«Sept ans pour de la poésie»Deux Russes condamnés pour un poème hostile à l'offensive en Ukraine
ATS
28.12.2023 - 22:57
Un tribunal de Moscou a condamné jeudi à des peines allant de cinq ans et demi à sept ans de prison deux poètes russes qui avaient participé à une lecture contre le conflit en Ukraine. C'est une illustration supplémentaire de la répression sévissant dans le pays.
Keystone-SDA
28.12.2023, 22:57
28.12.2023, 23:47
ATS
Des milliers de Russes, opposants ou citoyens ordinaires, ont été condamnés par les tribunaux pour avoir critiqué l'offensive contre l'Ukraine depuis deux ans, parfois à des peines particulièrement sévères.
«Honte» ont hurlé les soutiens d'Artiom Kamardine, 33 ans, et d'Iegor Chtovba, 23 ans, à l'annonce de ce jugement, la femme du premier lui criant qu'elle l'aimait, a constaté une journaliste de l'AFP présente à l'audience. «C'est de l'arbitraire absolu!», s'est exclamé le père d'Artiom Kamardine, Iouri.

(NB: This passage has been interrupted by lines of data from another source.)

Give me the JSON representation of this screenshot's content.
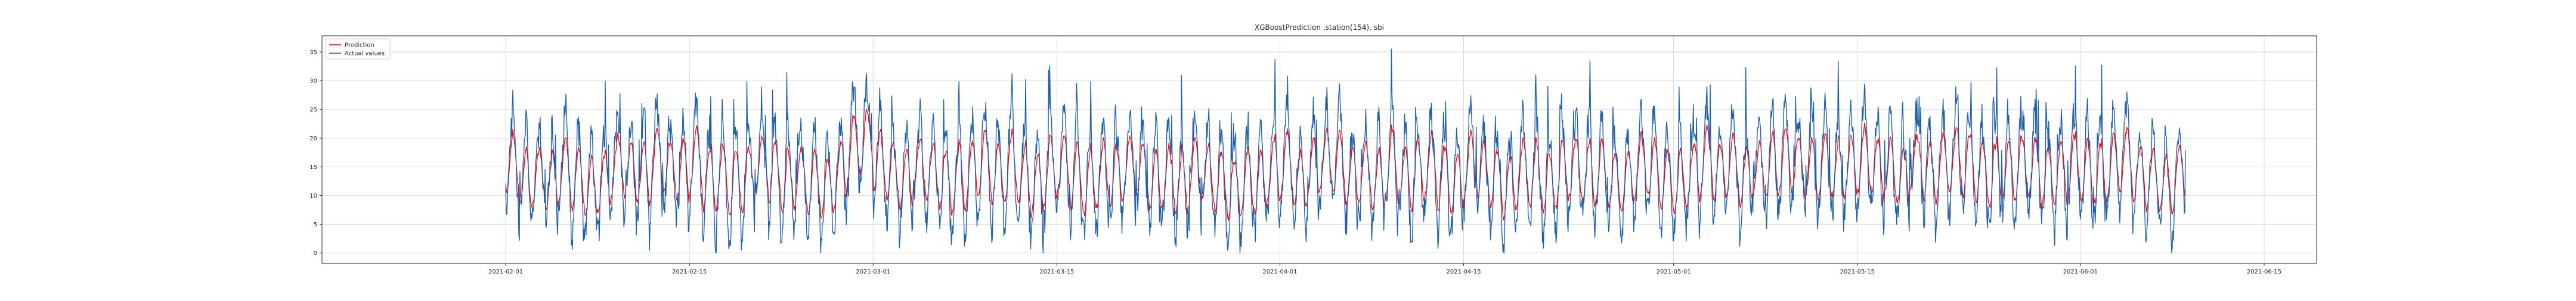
{
  "chart_data": {
    "type": "line",
    "title": "XGBoostPrediction ,station(154), sbi",
    "xlabel": "",
    "ylabel": "",
    "x_start": "2021-02-01",
    "x_end": "2021-06-09",
    "xlim": [
      "2021-01-18",
      "2021-06-19"
    ],
    "ylim": [
      -1.8,
      37.8
    ],
    "x_ticks": [
      "2021-02-01",
      "2021-02-15",
      "2021-03-01",
      "2021-03-15",
      "2021-04-01",
      "2021-04-15",
      "2021-05-01",
      "2021-05-15",
      "2021-06-01",
      "2021-06-15"
    ],
    "y_ticks": [
      0,
      5,
      10,
      15,
      20,
      25,
      30,
      35
    ],
    "grid": true,
    "legend_location": "upper left",
    "series": [
      {
        "name": "Prediction",
        "color": "#ff0000",
        "daily_mean": [
          15,
          12,
          13,
          12,
          14,
          13,
          11,
          12,
          15,
          14,
          13,
          16,
          15,
          14,
          16,
          13,
          14,
          12,
          13,
          15,
          14,
          12,
          13,
          12,
          11,
          14,
          18,
          19,
          15,
          14,
          13,
          15,
          14,
          12,
          13,
          14,
          16,
          14,
          15,
          13,
          12,
          14,
          15,
          13,
          12,
          14,
          13,
          15,
          14,
          12,
          13,
          12,
          14,
          13,
          12,
          11,
          13,
          12,
          14,
          15,
          13,
          14,
          16,
          15,
          13,
          14,
          12,
          15,
          13,
          14,
          15,
          13,
          12,
          15,
          14,
          13,
          12,
          14,
          13,
          12,
          14,
          15,
          13,
          14,
          12,
          13,
          15,
          14,
          13,
          12,
          14,
          16,
          14,
          15,
          13,
          14,
          15,
          16,
          15,
          14,
          15,
          14,
          15,
          16,
          15,
          14,
          13,
          15,
          14,
          15,
          16,
          15,
          14,
          13,
          14,
          15,
          14,
          13,
          14,
          15,
          14,
          13,
          15,
          16,
          14,
          13,
          12,
          14
        ],
        "hourly_amplitude": 5
      },
      {
        "name": "Actual values",
        "color": "#1f5fa8",
        "daily_mean": [
          15,
          12,
          14,
          12,
          15,
          13,
          11,
          12,
          16,
          14,
          13,
          17,
          15,
          14,
          17,
          13,
          14,
          12,
          13,
          16,
          14,
          12,
          13,
          12,
          11,
          14,
          20,
          21,
          16,
          14,
          13,
          16,
          14,
          12,
          13,
          14,
          17,
          14,
          15,
          13,
          12,
          15,
          16,
          13,
          12,
          14,
          13,
          16,
          14,
          12,
          13,
          12,
          15,
          13,
          12,
          11,
          13,
          12,
          14,
          16,
          13,
          14,
          17,
          16,
          13,
          14,
          12,
          16,
          13,
          14,
          16,
          13,
          12,
          16,
          14,
          13,
          12,
          15,
          13,
          12,
          14,
          16,
          13,
          14,
          12,
          13,
          16,
          14,
          13,
          12,
          15,
          17,
          14,
          16,
          13,
          14,
          16,
          17,
          16,
          14,
          16,
          14,
          16,
          17,
          16,
          14,
          13,
          16,
          14,
          16,
          17,
          16,
          14,
          13,
          14,
          16,
          14,
          13,
          14,
          16,
          14,
          13,
          16,
          17,
          14,
          13,
          12,
          14
        ],
        "hourly_amplitude": 9
      }
    ]
  }
}
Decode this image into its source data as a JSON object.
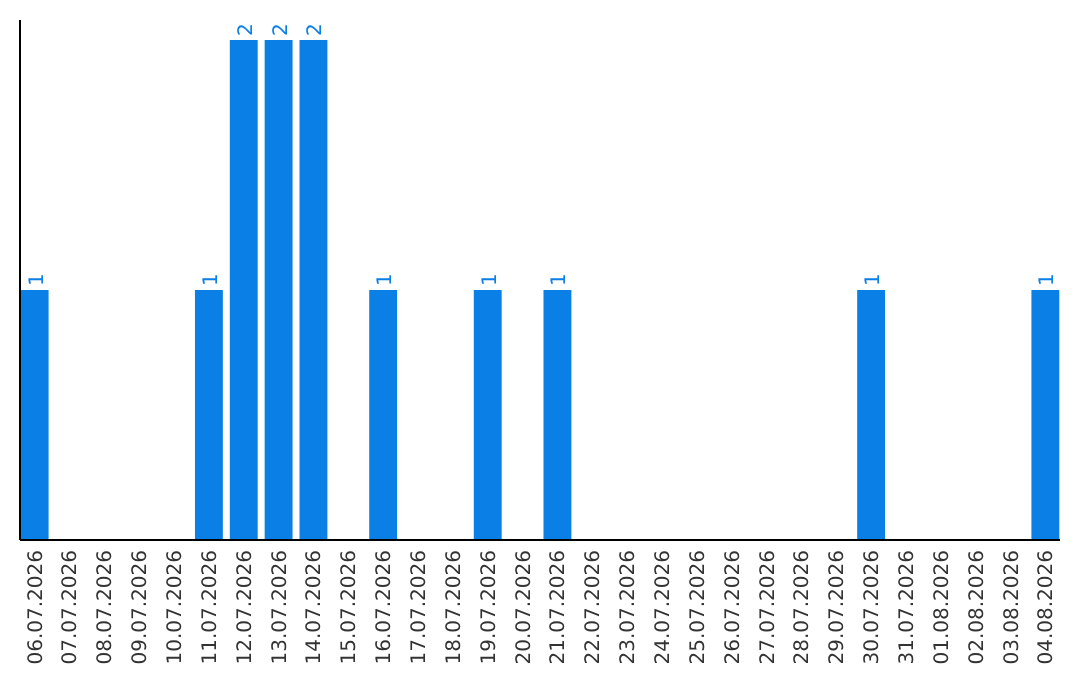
{
  "chart_data": {
    "type": "bar",
    "categories": [
      "06.07.2026",
      "07.07.2026",
      "08.07.2026",
      "09.07.2026",
      "10.07.2026",
      "11.07.2026",
      "12.07.2026",
      "13.07.2026",
      "14.07.2026",
      "15.07.2026",
      "16.07.2026",
      "17.07.2026",
      "18.07.2026",
      "19.07.2026",
      "20.07.2026",
      "21.07.2026",
      "22.07.2026",
      "23.07.2026",
      "24.07.2026",
      "25.07.2026",
      "26.07.2026",
      "27.07.2026",
      "28.07.2026",
      "29.07.2026",
      "30.07.2026",
      "31.07.2026",
      "01.08.2026",
      "02.08.2026",
      "03.08.2026",
      "04.08.2026"
    ],
    "values": [
      1,
      0,
      0,
      0,
      0,
      1,
      2,
      2,
      2,
      0,
      1,
      0,
      0,
      1,
      0,
      1,
      0,
      0,
      0,
      0,
      0,
      0,
      0,
      0,
      1,
      0,
      0,
      0,
      0,
      1
    ],
    "value_labels": [
      "1",
      null,
      null,
      null,
      null,
      "1",
      "2",
      "2",
      "2",
      null,
      "1",
      null,
      null,
      "1",
      null,
      "1",
      null,
      null,
      null,
      null,
      null,
      null,
      null,
      null,
      "1",
      null,
      null,
      null,
      null,
      "1"
    ],
    "color": "#0a7fe6",
    "ylim": [
      0,
      2.08
    ],
    "tick_labels": "x"
  }
}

Plusieurs personnes ont été arrêtées par la police devant le tribunal après le jugement des deux hommes. «Tout le monde est égal devant la loi, mais quelques-uns sont plus égaux que les autres. Nos fils se sont révélés inégaux dans la lutte contre eux», a ironisé sa mère, Elena.
«Tue-moi, milicien!»
Artiom Kamardine et Iegor Chtovba avaient été interpellés en septembre 2022 après avoir participé à une lecture publique à Moscou sur la place Trioumfalnaïa, près du monument au poète Vladimir Maïakovski, un point de rendez-vous de dissidents depuis l'époque soviétique.

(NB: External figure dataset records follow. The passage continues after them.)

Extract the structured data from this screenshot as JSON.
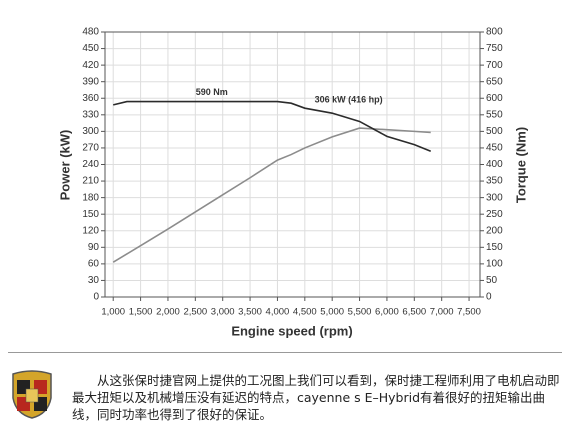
{
  "chart_data": {
    "type": "line",
    "x": [
      1000,
      1250,
      1500,
      2000,
      2500,
      3000,
      3500,
      4000,
      4250,
      4500,
      5000,
      5500,
      6000,
      6500,
      6800
    ],
    "series": [
      {
        "name": "Power",
        "color": "#8c8c8c",
        "axis": "y",
        "values": [
          63,
          78,
          93,
          123,
          154,
          185,
          216,
          248,
          258,
          270,
          290,
          306,
          303,
          300,
          298
        ]
      },
      {
        "name": "Torque",
        "color": "#2b2b2b",
        "axis": "y2",
        "values": [
          580,
          590,
          590,
          590,
          590,
          590,
          590,
          590,
          585,
          570,
          555,
          530,
          485,
          460,
          440
        ]
      }
    ],
    "annotations": [
      "590 Nm",
      "306 kW (416 hp)"
    ],
    "ylabel": "Power (kW)",
    "y2label": "Torque (Nm)",
    "xlabel": "Engine speed (rpm)",
    "xlim": [
      850,
      7700
    ],
    "ylim": [
      0,
      480
    ],
    "y2lim": [
      0,
      800
    ],
    "xticks": [
      {
        "value": 1000,
        "label": "1,000"
      },
      {
        "value": 1500,
        "label": "1,500"
      },
      {
        "value": 2000,
        "label": "2,000"
      },
      {
        "value": 2500,
        "label": "2,500"
      },
      {
        "value": 3000,
        "label": "3,000"
      },
      {
        "value": 3500,
        "label": "3,500"
      },
      {
        "value": 4000,
        "label": "4,000"
      },
      {
        "value": 4500,
        "label": "4,500"
      },
      {
        "value": 5000,
        "label": "5,000"
      },
      {
        "value": 5500,
        "label": "5,500"
      },
      {
        "value": 6000,
        "label": "6,000"
      },
      {
        "value": 6500,
        "label": "6,500"
      },
      {
        "value": 7000,
        "label": "7,000"
      },
      {
        "value": 7500,
        "label": "7,500"
      }
    ],
    "yticks": [
      0,
      30,
      60,
      90,
      120,
      150,
      180,
      210,
      240,
      270,
      300,
      330,
      360,
      390,
      420,
      450,
      480
    ],
    "y2ticks": [
      0,
      50,
      100,
      150,
      200,
      250,
      300,
      350,
      400,
      450,
      500,
      550,
      600,
      650,
      700,
      750,
      800
    ],
    "grid": true
  },
  "caption": "从这张保时捷官网上提供的工况图上我们可以看到，保时捷工程师利用了电机启动即最大扭矩以及机械增压没有延迟的特点，cayenne s E–Hybrid有着很好的扭矩输出曲线，同时功率也得到了很好的保证。"
}
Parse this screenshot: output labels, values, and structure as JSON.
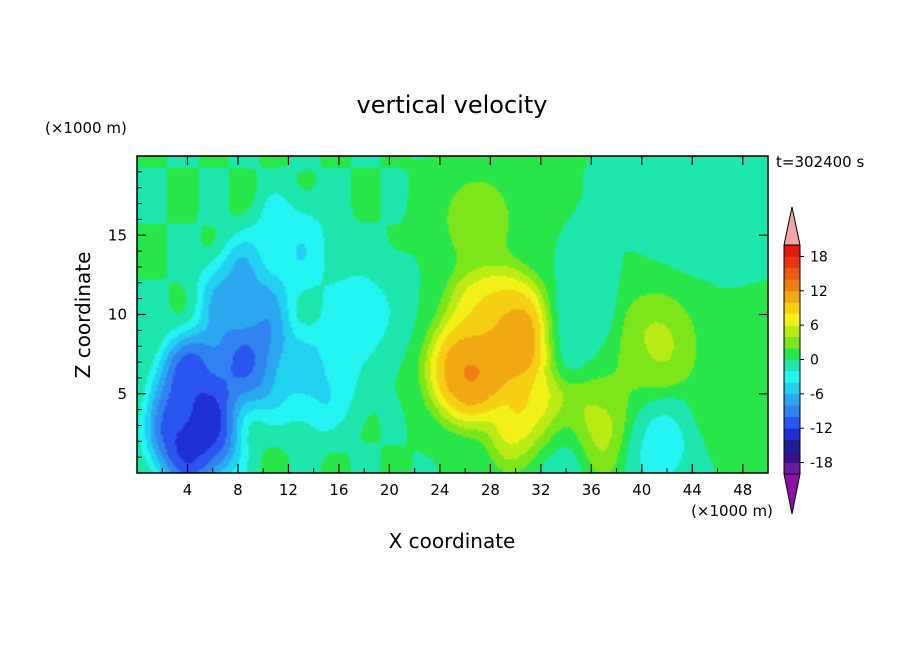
{
  "chart_data": {
    "type": "heatmap",
    "title": "vertical velocity",
    "xlabel": "X coordinate",
    "ylabel": "Z coordinate",
    "x_unit": "(×1000 m)",
    "y_unit": "(×1000 m)",
    "time_label": "t=302400 s",
    "xlim": [
      0,
      50
    ],
    "ylim": [
      0,
      20
    ],
    "x_ticks": [
      4,
      8,
      12,
      16,
      20,
      24,
      28,
      32,
      36,
      40,
      44,
      48
    ],
    "y_ticks": [
      5,
      10,
      15
    ],
    "colorbar": {
      "levels": [
        -20,
        -18,
        -16,
        -14,
        -12,
        -10,
        -8,
        -6,
        -4,
        -2,
        0,
        2,
        4,
        6,
        8,
        10,
        12,
        14,
        16,
        18,
        20
      ],
      "tick_labels": [
        18,
        12,
        6,
        0,
        -6,
        -12,
        -18
      ],
      "colors": [
        "#6a1b9a",
        "#3a0f8c",
        "#1e1e96",
        "#1f2fd6",
        "#2a55ee",
        "#2f82ef",
        "#2ba7f0",
        "#22d0f0",
        "#24f4f2",
        "#1de6ac",
        "#28e64a",
        "#7ce61a",
        "#baeb14",
        "#f2f21a",
        "#f5cf14",
        "#f2a812",
        "#f07e12",
        "#ef5a12",
        "#ea3412",
        "#e11a10"
      ],
      "under_color": "#8e10a8",
      "over_color": "#f2a6a6"
    },
    "features": [
      {
        "x": 5,
        "z": 5.5,
        "value": -13
      },
      {
        "x": 4.5,
        "z": 2.5,
        "value": -15
      },
      {
        "x": 9,
        "z": 7.5,
        "value": -11
      },
      {
        "x": 8.5,
        "z": 11,
        "value": -8
      },
      {
        "x": 14,
        "z": 6,
        "value": -5
      },
      {
        "x": 12,
        "z": 14,
        "value": -4
      },
      {
        "x": 17.5,
        "z": 10,
        "value": -3
      },
      {
        "x": 26.5,
        "z": 6.5,
        "value": 14
      },
      {
        "x": 28,
        "z": 10,
        "value": 9
      },
      {
        "x": 30,
        "z": 8.5,
        "value": 14
      },
      {
        "x": 27,
        "z": 16,
        "value": 3
      },
      {
        "x": 31.5,
        "z": 3,
        "value": 11
      },
      {
        "x": 36.5,
        "z": 3,
        "value": 6
      },
      {
        "x": 41,
        "z": 8,
        "value": 5
      },
      {
        "x": 38,
        "z": 6,
        "value": 2
      },
      {
        "x": 33,
        "z": 1.5,
        "value": -4
      },
      {
        "x": 41,
        "z": 2,
        "value": -3
      },
      {
        "x": 35,
        "z": 9,
        "value": -2
      },
      {
        "x": 44,
        "z": 17,
        "value": -1
      },
      {
        "x": 47,
        "z": 5,
        "value": 2
      }
    ]
  }
}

Lors cette lecture, Artiom Kamardine avait récité un poème, «Tue-moi, milicien!», hostile aux séparatistes prorusses de l'est de l'Ukraine. Le lendemain, il avait été arrêté lors d'une perquisition à son domicile pendant laquelle il a affirmé avoir été tabassé et violé avec un haltère par des policiers.
D'abord poursuivis pour «incitation à la haine», les deux poètes ont ensuite été également inculpés d'"appels publics à commettre des activités contre la sécurité de l'Etat».
«Rompre le silence»
Juste avant l'énoncé de la décision jeudi, M. Kamardine a lu quelques vers sur la poésie, qui permet selon lui de «rompre le silence» et de «mettre ses tripes sur la table». «La poésie est la victoire sur le temps, et le chemin du prisonnier, du captif», a-t-il récité.

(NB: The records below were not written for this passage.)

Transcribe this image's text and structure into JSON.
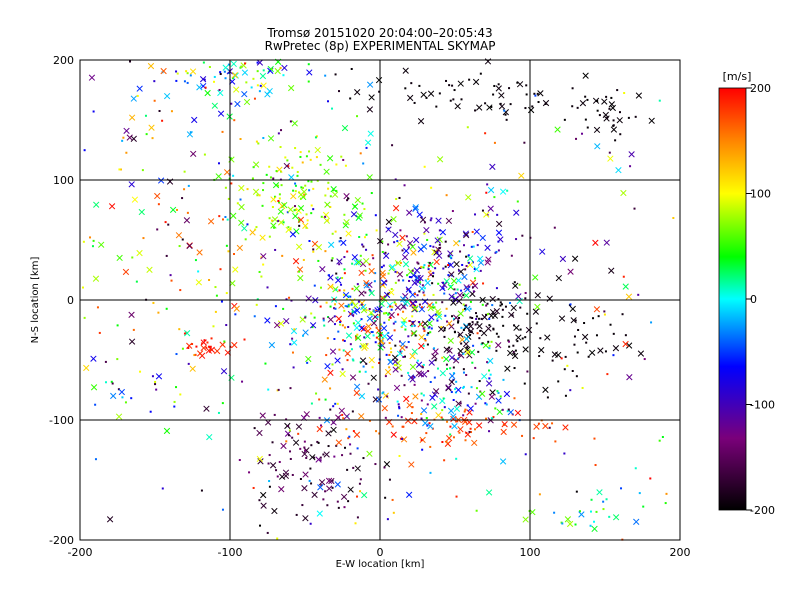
{
  "chart_data": {
    "type": "scatter",
    "title": "Tromsø 20151020 20:04:00–20:05:43",
    "subtitle": "RwPretec (8p) EXPERIMENTAL SKYMAP",
    "xlabel": "E-W location [km]",
    "ylabel": "N-S location [km]",
    "xlim": [
      -200,
      200
    ],
    "ylim": [
      -200,
      200
    ],
    "x_ticks": [
      "-200",
      "-100",
      "0",
      "100",
      "200"
    ],
    "y_ticks": [
      "-200",
      "-100",
      "0",
      "100",
      "200"
    ],
    "grid": true,
    "colorbar": {
      "label": "[m/s]",
      "range": [
        -200,
        200
      ],
      "ticks": [
        "200",
        "100",
        "0",
        "-100",
        "-200"
      ],
      "colormap": "black-purple-blue-cyan-green-yellow-red"
    },
    "markers": [
      "dot",
      "x"
    ],
    "clusters": [
      {
        "x": 0,
        "y": -10,
        "sx": 30,
        "sy": 30,
        "n": 380,
        "vmin": -150,
        "vmax": 200
      },
      {
        "x": 60,
        "y": -20,
        "sx": 15,
        "sy": 12,
        "n": 80,
        "vmin": -200,
        "vmax": -180
      },
      {
        "x": 40,
        "y": 10,
        "sx": 30,
        "sy": 30,
        "n": 120,
        "vmin": -200,
        "vmax": 100
      },
      {
        "x": 45,
        "y": 40,
        "sx": 30,
        "sy": 20,
        "n": 90,
        "vmin": -200,
        "vmax": -50
      },
      {
        "x": -55,
        "y": 85,
        "sx": 25,
        "sy": 25,
        "n": 140,
        "vmin": 40,
        "vmax": 120
      },
      {
        "x": -100,
        "y": 185,
        "sx": 30,
        "sy": 10,
        "n": 70,
        "vmin": -100,
        "vmax": 120
      },
      {
        "x": 60,
        "y": 170,
        "sx": 40,
        "sy": 12,
        "n": 70,
        "vmin": -200,
        "vmax": -190
      },
      {
        "x": 155,
        "y": 155,
        "sx": 12,
        "sy": 10,
        "n": 30,
        "vmin": -200,
        "vmax": -190
      },
      {
        "x": 120,
        "y": -30,
        "sx": 25,
        "sy": 25,
        "n": 70,
        "vmin": -200,
        "vmax": -190
      },
      {
        "x": -50,
        "y": -135,
        "sx": 22,
        "sy": 25,
        "n": 110,
        "vmin": -200,
        "vmax": -120
      },
      {
        "x": 40,
        "y": -105,
        "sx": 40,
        "sy": 10,
        "n": 80,
        "vmin": 150,
        "vmax": 200
      },
      {
        "x": 40,
        "y": -70,
        "sx": 35,
        "sy": 20,
        "n": 140,
        "vmin": -200,
        "vmax": 60
      },
      {
        "x": -115,
        "y": -40,
        "sx": 6,
        "sy": 4,
        "n": 25,
        "vmin": 180,
        "vmax": 200
      },
      {
        "x": -170,
        "y": -70,
        "sx": 18,
        "sy": 15,
        "n": 25,
        "vmin": -200,
        "vmax": 100
      },
      {
        "x": -140,
        "y": 30,
        "sx": 50,
        "sy": 60,
        "n": 80,
        "vmin": 20,
        "vmax": 200
      },
      {
        "x": 140,
        "y": -180,
        "sx": 25,
        "sy": 12,
        "n": 30,
        "vmin": -40,
        "vmax": 80
      },
      {
        "x": -120,
        "y": 140,
        "sx": 50,
        "sy": 40,
        "n": 70,
        "vmin": -200,
        "vmax": 200
      },
      {
        "x": 0,
        "y": 0,
        "sx": 120,
        "sy": 120,
        "n": 350,
        "vmin": -200,
        "vmax": 200
      }
    ]
  }
}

Il a aussi lancé à la presse qu'il «n'abandonnait pas» et ne se «repentait pas». «Beaucoup de gens de la culture que j'admire ont vécu l'expérience de la prison, par exemple Maïakovski», a-t-il dit. «Je ne suis pas un héros, et aller en prison pour ce que je pense n'a jamais fait partie de mes plans», avait affirmé Artiom Kamardine à la cour, dans son discours final, posté sur Telegram par ses soutiens.
Implorant le juge de le laisser «rentrer à la maison», il avait promis en retour de se tenir à distance de tout «sujet sensible».
«Insensé d'espérer»
Son épouse, Alexandra Popova, a regretté auprès de l'AFP une peine «très sévère». «Sept ans pour de la poésie, un délit non violent», a-t-elle pointé.
«Nous avions beau vouloir croire au fond de nous que les choses seraient plus douces, plus faciles», il était «insensé d'espérer», a-t-elle poursuivi. «Si nous avions des tribunaux normaux, cette situation n'existerait pas». Elle a été emmenée par la police après s'être exprimée devant la presse.
Un troisième poète, Nikolaï Daïneko, arrêté en même temps, a été condamné à quatre ans de prison en mai, selon OVD-info.
Répression accrue
La Russie réprime depuis des années les voix critiques, mais la campagne de répression a pris une ampleur considérable avec le lancement de l'offensive contre l'Ukraine.
La quasi-totalité des opposants d'envergure ont été emprisonnés ou poussés à l'exil et des milliers de Russes ordinaires ont été poursuivis et condamnés à des amendes ou des peines de prison pour avoir manifesté leur désaccord avec le Kremlin.
En novembre, l'artiste Alexandra Skotchilenko, arrêtée en Russie en avril 2022, a ainsi été condamnée à sept ans de prison pour avoir remplacé les étiquettes de prix dans un supermarché par des messages dénonçant l'offensive en Ukraine.
Selon OVD-Info, près de 20'000 personnes ont été arrêtées en Russie pour leur opposition au conflit en Ukraine depuis février 2022. L'ONG Memorial recense 633 prisonniers politiques derrière les barreaux.